Son enquête fait apparaître que ses recommandations ontérieures ont été suivies d’effet, même si certains progrès demeurent incomplets.

Le plan Cancer

Une cohérence renforcée

La cour constate la recherche d’une cohérence renforcée dans la mise en oeuvre du Plan cancer 2009-2013 :

Le ministère chargé de la santé a en effet veillé à ce que la quasi-totalité des recommandations formulées par la Cour en 2008  soient prises en considération dans le nouveau Plan cancer (2009-2013).

Des faiblesses en cours de correction

- Un renforcement des dispositifs de suivi épidémiologiques est mis en oeuvre comme l’avait souhaité la Cour. A titre d'exemple la déclaration obligatoire récente des mésothéliomes ou la production plus rapide des données des registres du cancer ou la création de  groupe de travail sur les inégalités sociales de santé et les systèmes d’information.

- Le renforcement de la prévention au niveau de la consommation d'alcool, des cancers professionnels, et une stratégie de dépistage progressivement complétée.

- Une réorganisation des soins en voie d’amélioration : médicaments et dispositifs onéreux mieux encodrés, Les tests moléculaires permettant la juste prescription des thérapies ciblées en augmentation,  structuration de  quinze groupes de cancers rares autour de centres experts, augmentation du parc d'IRM, suivi des délais de prise en charge, démographie des professionnels de santé enfin  seuils minimaux d'activité et critères qualité de prises en charge.

Mais il reste encore à faire ...

L’amélioration du suivi des patients n’a que peu progressé. Le « dossier communicant cancer», espace partagé entre les professionnels de santé destiné à optimiser les prises en charge, continue de faire l’objet d’expérimentations hétérogènes. 

La cour regrette que le réexamen, qui devrait être à la hausse, des seuils d’agrément de soins en cancérologie ne soit pas prévu avant fin 2012.

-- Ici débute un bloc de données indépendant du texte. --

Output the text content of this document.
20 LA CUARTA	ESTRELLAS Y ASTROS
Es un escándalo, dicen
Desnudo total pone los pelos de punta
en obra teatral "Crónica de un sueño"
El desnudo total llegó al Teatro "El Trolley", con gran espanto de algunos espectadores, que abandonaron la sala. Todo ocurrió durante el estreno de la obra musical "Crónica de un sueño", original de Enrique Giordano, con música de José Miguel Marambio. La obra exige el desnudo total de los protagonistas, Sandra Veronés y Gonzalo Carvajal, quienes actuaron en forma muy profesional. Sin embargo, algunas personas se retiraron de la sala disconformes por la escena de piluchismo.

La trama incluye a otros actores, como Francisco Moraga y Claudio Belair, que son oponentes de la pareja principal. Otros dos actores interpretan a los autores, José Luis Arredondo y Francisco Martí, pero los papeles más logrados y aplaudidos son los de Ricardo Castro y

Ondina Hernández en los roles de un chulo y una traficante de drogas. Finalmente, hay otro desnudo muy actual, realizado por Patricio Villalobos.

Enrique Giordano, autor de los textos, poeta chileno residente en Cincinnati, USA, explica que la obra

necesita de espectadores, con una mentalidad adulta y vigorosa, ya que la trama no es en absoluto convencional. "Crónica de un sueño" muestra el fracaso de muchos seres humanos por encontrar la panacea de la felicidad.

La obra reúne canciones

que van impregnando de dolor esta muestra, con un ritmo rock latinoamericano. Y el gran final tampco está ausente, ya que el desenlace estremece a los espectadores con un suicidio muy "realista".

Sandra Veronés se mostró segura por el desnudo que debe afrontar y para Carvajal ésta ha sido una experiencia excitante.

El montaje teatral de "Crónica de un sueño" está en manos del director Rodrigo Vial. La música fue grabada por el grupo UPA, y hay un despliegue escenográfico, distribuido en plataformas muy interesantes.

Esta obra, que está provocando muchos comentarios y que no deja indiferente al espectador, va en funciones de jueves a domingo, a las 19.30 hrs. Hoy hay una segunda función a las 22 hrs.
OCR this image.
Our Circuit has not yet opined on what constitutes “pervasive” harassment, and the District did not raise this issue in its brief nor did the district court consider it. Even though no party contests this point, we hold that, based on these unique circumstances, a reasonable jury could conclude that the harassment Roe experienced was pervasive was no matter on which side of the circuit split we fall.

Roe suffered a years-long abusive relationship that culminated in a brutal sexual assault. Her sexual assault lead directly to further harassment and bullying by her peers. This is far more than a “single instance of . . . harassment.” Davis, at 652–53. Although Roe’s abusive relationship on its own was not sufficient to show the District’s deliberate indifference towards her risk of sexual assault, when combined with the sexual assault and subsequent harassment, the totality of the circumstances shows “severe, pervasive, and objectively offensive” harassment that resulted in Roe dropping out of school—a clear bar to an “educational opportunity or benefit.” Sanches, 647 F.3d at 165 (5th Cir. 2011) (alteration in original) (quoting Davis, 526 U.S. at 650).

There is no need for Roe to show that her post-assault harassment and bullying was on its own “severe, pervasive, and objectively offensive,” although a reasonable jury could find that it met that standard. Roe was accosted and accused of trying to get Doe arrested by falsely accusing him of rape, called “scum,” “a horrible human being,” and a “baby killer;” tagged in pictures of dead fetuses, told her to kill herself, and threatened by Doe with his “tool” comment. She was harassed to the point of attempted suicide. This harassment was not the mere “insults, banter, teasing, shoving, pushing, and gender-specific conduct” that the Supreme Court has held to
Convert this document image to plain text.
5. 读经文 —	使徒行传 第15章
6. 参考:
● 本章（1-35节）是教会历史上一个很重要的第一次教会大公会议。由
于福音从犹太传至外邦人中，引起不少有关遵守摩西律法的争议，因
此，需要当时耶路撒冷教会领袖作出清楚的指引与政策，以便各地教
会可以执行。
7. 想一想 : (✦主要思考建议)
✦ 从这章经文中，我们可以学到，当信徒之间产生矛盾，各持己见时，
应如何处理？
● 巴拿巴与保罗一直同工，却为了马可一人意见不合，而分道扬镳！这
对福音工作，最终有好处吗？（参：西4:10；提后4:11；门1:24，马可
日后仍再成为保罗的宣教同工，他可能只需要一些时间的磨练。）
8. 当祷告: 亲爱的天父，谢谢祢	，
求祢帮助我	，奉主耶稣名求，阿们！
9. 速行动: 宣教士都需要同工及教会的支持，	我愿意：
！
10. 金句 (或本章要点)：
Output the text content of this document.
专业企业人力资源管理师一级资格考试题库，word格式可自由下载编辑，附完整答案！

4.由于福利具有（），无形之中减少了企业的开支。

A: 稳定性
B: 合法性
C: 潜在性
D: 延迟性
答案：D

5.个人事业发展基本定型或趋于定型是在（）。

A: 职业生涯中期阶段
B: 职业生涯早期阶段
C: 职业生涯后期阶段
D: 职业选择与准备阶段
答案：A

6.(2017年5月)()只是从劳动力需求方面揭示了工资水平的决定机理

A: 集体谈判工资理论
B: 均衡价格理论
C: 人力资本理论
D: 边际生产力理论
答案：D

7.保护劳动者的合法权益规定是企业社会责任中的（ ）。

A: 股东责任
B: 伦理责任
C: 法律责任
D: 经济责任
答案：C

L'Institut National du Cancer

La Cour remarque  un suivi structuré et un pilotage solide

L'Institut National du Cancer s'est doté de réunions régulières de ses instances de pilotage et suis un calendrier précis avec tableau de bord même si les indicateurs sont jugés encore partiels par la Cour des Compte.

Une clarification de positionnement tardive de l'INCa selon la CC

la cour est relativement sévère sur le partage des taches et responsabilités difficilement trouvées entre l'INCA et l'INSERM

Par contre la cour loue la gestion plus rigoureuse de l'INCa qui avait été fortement mise en cause en 2008.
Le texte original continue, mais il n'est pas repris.